While ROK foreign policy initiatives are diversifying, the composition of the country’s citizenship is diversifying as well. There are now one million foreign workers in South Korea; many are from Southeast Asia. Dr. Sheen explained that the combination of foreign workers and their families living within the country and the growth of inter-racial marriages is literally changing the face of South Korea. He argued that the ROK government would continue to accommodate foreigners and citizens’ changing interests because he viewed this as an opportunity for South Korea to prove that it is a cosmopolitan country with a modern mind-set.

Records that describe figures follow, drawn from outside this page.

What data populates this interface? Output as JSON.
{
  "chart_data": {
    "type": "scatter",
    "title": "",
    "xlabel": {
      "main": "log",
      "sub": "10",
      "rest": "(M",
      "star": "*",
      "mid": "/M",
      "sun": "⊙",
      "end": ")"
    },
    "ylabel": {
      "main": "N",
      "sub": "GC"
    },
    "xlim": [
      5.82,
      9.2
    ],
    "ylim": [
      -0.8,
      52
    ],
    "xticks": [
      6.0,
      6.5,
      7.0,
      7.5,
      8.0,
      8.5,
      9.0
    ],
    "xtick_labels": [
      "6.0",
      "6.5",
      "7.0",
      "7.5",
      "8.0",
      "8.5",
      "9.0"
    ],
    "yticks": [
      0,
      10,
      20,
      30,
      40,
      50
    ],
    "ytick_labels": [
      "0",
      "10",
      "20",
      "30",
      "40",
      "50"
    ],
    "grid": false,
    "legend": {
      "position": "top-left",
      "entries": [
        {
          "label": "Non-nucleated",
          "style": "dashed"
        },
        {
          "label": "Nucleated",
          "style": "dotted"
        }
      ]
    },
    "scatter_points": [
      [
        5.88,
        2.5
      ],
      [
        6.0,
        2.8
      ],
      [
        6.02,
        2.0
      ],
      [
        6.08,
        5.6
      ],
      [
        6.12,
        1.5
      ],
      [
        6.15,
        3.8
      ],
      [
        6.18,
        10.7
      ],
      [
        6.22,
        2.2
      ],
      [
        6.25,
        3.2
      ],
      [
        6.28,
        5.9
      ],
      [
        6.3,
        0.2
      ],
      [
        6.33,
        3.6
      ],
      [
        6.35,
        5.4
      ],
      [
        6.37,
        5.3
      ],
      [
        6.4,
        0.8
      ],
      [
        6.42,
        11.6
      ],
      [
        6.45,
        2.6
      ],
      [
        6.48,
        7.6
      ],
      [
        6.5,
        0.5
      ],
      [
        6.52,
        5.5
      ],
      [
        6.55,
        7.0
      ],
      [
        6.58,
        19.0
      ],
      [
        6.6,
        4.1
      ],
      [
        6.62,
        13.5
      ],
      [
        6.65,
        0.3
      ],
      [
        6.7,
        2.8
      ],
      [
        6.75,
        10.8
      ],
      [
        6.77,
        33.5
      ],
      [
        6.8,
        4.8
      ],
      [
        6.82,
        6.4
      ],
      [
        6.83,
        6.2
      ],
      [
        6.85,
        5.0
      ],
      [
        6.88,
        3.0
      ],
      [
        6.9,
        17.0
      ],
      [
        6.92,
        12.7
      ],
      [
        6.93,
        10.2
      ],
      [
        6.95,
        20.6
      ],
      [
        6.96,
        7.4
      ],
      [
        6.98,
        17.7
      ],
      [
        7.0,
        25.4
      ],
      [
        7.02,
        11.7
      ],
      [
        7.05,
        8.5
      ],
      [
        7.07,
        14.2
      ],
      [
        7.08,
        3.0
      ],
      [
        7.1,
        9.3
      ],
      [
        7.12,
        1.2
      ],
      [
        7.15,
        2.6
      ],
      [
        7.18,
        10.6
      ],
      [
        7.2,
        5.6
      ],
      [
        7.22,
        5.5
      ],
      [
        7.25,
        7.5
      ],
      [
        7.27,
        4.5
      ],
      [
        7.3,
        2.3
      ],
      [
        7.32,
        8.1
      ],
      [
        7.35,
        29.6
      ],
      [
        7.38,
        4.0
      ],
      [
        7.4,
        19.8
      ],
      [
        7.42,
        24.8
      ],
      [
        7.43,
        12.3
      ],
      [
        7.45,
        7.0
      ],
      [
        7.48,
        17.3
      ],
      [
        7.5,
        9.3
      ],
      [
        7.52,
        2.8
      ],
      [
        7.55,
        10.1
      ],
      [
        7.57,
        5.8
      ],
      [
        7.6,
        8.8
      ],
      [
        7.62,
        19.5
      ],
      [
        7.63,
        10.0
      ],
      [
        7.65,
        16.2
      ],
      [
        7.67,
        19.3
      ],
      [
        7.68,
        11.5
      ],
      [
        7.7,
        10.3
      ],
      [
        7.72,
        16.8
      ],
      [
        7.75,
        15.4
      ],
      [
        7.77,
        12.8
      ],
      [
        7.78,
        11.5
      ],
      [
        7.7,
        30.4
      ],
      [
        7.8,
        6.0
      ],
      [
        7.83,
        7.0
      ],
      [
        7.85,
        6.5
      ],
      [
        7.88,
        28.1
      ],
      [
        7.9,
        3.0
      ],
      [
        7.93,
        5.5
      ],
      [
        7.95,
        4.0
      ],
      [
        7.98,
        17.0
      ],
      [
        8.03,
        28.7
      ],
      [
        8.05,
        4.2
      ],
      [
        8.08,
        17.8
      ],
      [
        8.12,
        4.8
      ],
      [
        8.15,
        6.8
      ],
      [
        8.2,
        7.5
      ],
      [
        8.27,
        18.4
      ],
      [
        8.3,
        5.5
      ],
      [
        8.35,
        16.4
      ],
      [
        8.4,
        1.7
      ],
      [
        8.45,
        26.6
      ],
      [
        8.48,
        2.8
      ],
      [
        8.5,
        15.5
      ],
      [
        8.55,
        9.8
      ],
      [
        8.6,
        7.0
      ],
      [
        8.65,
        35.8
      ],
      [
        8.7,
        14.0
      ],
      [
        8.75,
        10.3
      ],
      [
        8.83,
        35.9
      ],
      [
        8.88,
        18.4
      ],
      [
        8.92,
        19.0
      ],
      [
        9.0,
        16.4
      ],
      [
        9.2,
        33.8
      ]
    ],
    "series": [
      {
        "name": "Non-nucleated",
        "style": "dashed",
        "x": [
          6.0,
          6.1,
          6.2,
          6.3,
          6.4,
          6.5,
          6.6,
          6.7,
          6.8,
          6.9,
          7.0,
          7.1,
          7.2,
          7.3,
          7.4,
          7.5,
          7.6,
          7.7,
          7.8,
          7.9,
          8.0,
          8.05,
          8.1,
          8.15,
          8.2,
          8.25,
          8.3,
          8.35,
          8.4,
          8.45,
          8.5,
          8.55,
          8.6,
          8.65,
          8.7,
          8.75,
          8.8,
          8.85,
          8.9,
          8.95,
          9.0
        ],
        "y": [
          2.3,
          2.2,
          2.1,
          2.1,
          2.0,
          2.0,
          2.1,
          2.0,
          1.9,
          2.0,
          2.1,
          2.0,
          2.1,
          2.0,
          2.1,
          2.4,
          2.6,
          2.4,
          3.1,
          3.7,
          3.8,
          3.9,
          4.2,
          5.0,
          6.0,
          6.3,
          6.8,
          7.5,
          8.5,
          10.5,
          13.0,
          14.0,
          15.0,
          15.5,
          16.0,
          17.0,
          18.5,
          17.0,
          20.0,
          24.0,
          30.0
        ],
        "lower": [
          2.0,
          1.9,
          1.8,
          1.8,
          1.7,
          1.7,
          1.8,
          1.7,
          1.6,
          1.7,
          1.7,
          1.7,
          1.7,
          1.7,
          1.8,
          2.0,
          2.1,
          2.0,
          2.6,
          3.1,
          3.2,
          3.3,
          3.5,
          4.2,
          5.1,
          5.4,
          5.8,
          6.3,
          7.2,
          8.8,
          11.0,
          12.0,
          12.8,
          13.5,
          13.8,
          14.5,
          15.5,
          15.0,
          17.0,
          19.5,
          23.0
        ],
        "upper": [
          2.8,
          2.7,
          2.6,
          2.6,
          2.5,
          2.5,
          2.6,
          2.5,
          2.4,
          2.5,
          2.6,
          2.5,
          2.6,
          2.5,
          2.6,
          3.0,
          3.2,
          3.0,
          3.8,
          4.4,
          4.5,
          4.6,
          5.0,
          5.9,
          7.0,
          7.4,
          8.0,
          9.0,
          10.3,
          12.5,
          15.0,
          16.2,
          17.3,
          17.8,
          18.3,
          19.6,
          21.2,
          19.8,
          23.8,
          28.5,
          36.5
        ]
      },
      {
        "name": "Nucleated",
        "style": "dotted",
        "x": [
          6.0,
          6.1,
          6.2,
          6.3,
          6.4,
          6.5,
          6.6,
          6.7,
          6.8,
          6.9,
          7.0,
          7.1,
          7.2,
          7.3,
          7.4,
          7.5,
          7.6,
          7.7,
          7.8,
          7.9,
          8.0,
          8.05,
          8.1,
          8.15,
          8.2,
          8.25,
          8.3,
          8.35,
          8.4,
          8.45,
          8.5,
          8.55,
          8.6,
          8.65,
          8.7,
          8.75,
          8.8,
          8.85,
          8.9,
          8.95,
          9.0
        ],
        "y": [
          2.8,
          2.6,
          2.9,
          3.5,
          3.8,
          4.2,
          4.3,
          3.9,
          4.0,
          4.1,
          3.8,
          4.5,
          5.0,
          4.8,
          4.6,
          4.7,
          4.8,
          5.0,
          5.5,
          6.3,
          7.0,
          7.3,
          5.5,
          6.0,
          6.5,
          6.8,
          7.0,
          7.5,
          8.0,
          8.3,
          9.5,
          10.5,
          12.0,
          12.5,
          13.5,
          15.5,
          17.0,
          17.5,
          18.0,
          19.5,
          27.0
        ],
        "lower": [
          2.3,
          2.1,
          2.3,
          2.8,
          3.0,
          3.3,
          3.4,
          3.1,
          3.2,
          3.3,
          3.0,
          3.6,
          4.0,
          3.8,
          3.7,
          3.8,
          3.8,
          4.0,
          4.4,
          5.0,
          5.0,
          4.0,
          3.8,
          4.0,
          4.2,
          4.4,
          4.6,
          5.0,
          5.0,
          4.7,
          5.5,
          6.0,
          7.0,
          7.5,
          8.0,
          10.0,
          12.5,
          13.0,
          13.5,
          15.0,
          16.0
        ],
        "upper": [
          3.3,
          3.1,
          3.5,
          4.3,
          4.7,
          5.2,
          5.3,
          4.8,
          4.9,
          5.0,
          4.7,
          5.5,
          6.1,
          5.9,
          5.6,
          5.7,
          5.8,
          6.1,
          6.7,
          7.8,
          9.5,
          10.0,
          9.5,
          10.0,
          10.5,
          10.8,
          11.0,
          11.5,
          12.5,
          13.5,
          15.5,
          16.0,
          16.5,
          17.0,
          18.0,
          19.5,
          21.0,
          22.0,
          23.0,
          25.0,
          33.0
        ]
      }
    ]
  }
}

Seongho Sheen is an associate professor at the Graduate School of International Studies, Seoul National University and is currently a visiting fellow at the East West Center in Washington. Formerly, he was a fellow at the Center for Northeast Asian Policy Studies (CNAPS) with the Brookings Institution, an assistant research professor at Asia-Pacific Center for Security Studies (APCSS), Honolulu, Hawaii and a research fellow at the Institute for Foreign Policy Analysis (IFPA), Cambridge, Massachusetts. Dr. Sheen’s main research interests include international security, U.S. foreign policy, Northeast Asian politics and the Korean peninsula. Currently, his research focuses on rapid demographic changes in Northeast Asia and their implications for security and geo-politics in the region, as well as the US and nuclear politics in Northeast Asia. Dr. Sheen received his Ph.D. and M.A. from the Fletcher School of Law and Diplomacy, Tufts University and his B.A. from Seoul National University.